FORZA FAZIO,
FACCIA IL PARTITO

3 Febbraio 2004, di Redazione Wall Street Italia

Paolo Madron e’ il Direttore di Panorama Economy.

Vota Antonio, vota Antonio. A chi è servita l’audizione del governatore di
Bankitalia che sui casi Cirio e Parmalat ha tanto puntigliosamente quanto
prevedibilmente difeso il suo operato? A nessuno, se non a lui stesso. Perché,
come notava Il Foglio di mercoledì 28 gennaio, l’arringa di Fazio ha dato di
colpo nitidezza alla confusa galassia politica che lo sostiene. È servita,
insomma, per contare le file di quel partito trasversale, lo si chiami
tecnocratico o neoguelfo, che ha nel central banker ciociaro la sua figura di
riferimento.

D’accordo che in una concezione laica della politica non c’è di
che scandalizzarsi se all’interno di uno schieramento albergano più punti di
vista, ma faceva un certo effetto leggere l’inventario di amici e nemici che,
percorrendo tutto l’arco costituzionale, da Forza Italia ai Ds, convivono
sotto lo stesso simbolo. A ciò occorre aggiungere anche il consenso di cui
Fazio gode in alcuni settori dell’opinione pubblica e delle categorie sociali,
che vedono in lui il solo possibile interprete di una rigorosa politica di
bilancio. Una convinzione che nemmeno l’impertinente dubbio di qualcuno – se
non ha saputo vigilare sulle banche figuriamoci sui conti pubblici – ha reso
meno granitica. Non sapendo, il dubitante, che la disattenzione del
governatore verso il sistema creditizio non deriva dalla sua inadeguatezza al
ruolo, ma dalla irresistibile propensione a occuparsi d’altro.

Come del resto
ben testimoniano molti degli oltre 400 e passa interventi che hanno sin qui
punteggiato la sua ormai lunga carriera al vertice dell’istituzione. Compreso
l’ultimo, l’esternazione in Parlamento sul crac della multinazionale di
Collecchio dove, oltre a dare al ministro Tremonti la patente di grande
esperto di paradisi fiscali, non ha perso l’occasione per criticarne la
politica economica. Con una tesi – il risparmio, prima di essere difeso,
dev’essere formato – invero assai bizzarra per chi avrebbe per statuto il
compito di tutelarlo, meno per chi ha scoperto che la sua vera vocazione è
occuparsi d’altro. Per esempio, di politica.
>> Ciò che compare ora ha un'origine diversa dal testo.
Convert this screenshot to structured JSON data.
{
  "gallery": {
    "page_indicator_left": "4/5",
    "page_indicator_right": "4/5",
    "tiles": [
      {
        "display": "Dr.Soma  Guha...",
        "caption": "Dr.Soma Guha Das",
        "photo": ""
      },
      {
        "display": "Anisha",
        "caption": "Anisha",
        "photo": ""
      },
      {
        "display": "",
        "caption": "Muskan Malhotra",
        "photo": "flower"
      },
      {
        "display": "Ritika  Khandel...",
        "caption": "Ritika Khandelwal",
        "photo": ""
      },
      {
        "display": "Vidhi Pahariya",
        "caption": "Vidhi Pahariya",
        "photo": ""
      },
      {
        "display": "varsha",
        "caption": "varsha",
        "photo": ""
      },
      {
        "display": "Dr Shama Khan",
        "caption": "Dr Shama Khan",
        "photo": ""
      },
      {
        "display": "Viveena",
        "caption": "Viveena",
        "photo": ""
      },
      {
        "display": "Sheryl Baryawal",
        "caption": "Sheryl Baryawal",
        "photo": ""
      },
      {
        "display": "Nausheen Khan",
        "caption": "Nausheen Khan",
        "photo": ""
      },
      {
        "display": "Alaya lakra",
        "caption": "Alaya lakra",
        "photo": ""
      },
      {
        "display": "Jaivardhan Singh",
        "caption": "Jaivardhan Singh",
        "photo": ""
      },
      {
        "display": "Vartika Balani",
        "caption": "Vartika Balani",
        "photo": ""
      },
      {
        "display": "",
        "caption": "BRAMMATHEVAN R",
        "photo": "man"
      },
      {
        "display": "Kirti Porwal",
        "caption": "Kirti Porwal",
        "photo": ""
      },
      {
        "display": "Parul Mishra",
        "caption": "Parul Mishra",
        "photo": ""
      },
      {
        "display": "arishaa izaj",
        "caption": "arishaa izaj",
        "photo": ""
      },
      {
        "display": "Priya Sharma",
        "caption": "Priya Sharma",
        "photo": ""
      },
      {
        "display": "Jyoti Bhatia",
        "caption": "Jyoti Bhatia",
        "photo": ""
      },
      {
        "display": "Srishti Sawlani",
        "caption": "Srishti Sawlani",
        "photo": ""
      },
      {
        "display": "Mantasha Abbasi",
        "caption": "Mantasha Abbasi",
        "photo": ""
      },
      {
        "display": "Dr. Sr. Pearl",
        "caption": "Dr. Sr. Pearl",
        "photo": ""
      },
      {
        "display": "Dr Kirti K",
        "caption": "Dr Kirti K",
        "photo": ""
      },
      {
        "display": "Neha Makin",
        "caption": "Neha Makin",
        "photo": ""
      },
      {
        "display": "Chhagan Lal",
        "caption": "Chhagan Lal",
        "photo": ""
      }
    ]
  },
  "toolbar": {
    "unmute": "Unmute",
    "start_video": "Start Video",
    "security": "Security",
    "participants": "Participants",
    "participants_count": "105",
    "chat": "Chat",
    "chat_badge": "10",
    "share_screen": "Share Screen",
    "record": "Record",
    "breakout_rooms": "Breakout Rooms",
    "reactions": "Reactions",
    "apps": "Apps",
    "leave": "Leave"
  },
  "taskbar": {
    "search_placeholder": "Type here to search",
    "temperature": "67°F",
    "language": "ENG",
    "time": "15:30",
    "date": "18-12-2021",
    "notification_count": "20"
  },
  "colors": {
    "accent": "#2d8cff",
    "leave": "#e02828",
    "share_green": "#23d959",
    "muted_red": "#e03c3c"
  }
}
E allora, dottor Fazio, prenda il
coraggio a due mani e scenda in campo. Accontenti la nutrita schiera dei
sostenitori e faccia un suo partito candidandosi alla guida del Paese. Di
fronte ai balbettii di questo bipolarismo imperfetto, alla endemica
frammentazione dei Poli, ai bastonati dall’euro, ai mugugni del ceto medio,
proponga la sua salvifica ricetta. Par di capire, tra le pieghe delle sue
parole, che il governatore sappia come ridurre di netto il debito pubblico,
nonché la pressione fiscale, e rilanciare produttività e consumi. Forse questo
è il momento buono per passare dalla teoria ai fatti.

Anche perché, essendo
oramai chiaro che la concorrenza bancaria sarà sottratta al suo libero
arbitrio, e dunque verrà meno la fonte primaria del suo potere, il rischio è
la progressiva emarginazione o un futuro – senza potere sulla moneta e senza
imprimatur sulle fusioni bancarie – con molto tempo libero a disposizione.

Sembra questo dunque il momento più propizio per dare corso alla sua
vocazione, per trasformare un variegato movimento di simpatizzanti in qualcosa
di più strutturato. A chi, di fronte alla platea dei risparmiatori
recriminanti, obietta che questo non sarebbe il momento più propizio per il
grande passo, Fazio ha già risposto di suo. I disastri di Cirio e Parmalat
toccano le tasche di poco più di 100 mila investitori, per il timoniere di Via
Nazionale una goccia nell’oceano. E per il futuro leader politico, una
percentuale elettoralmente irrilevante.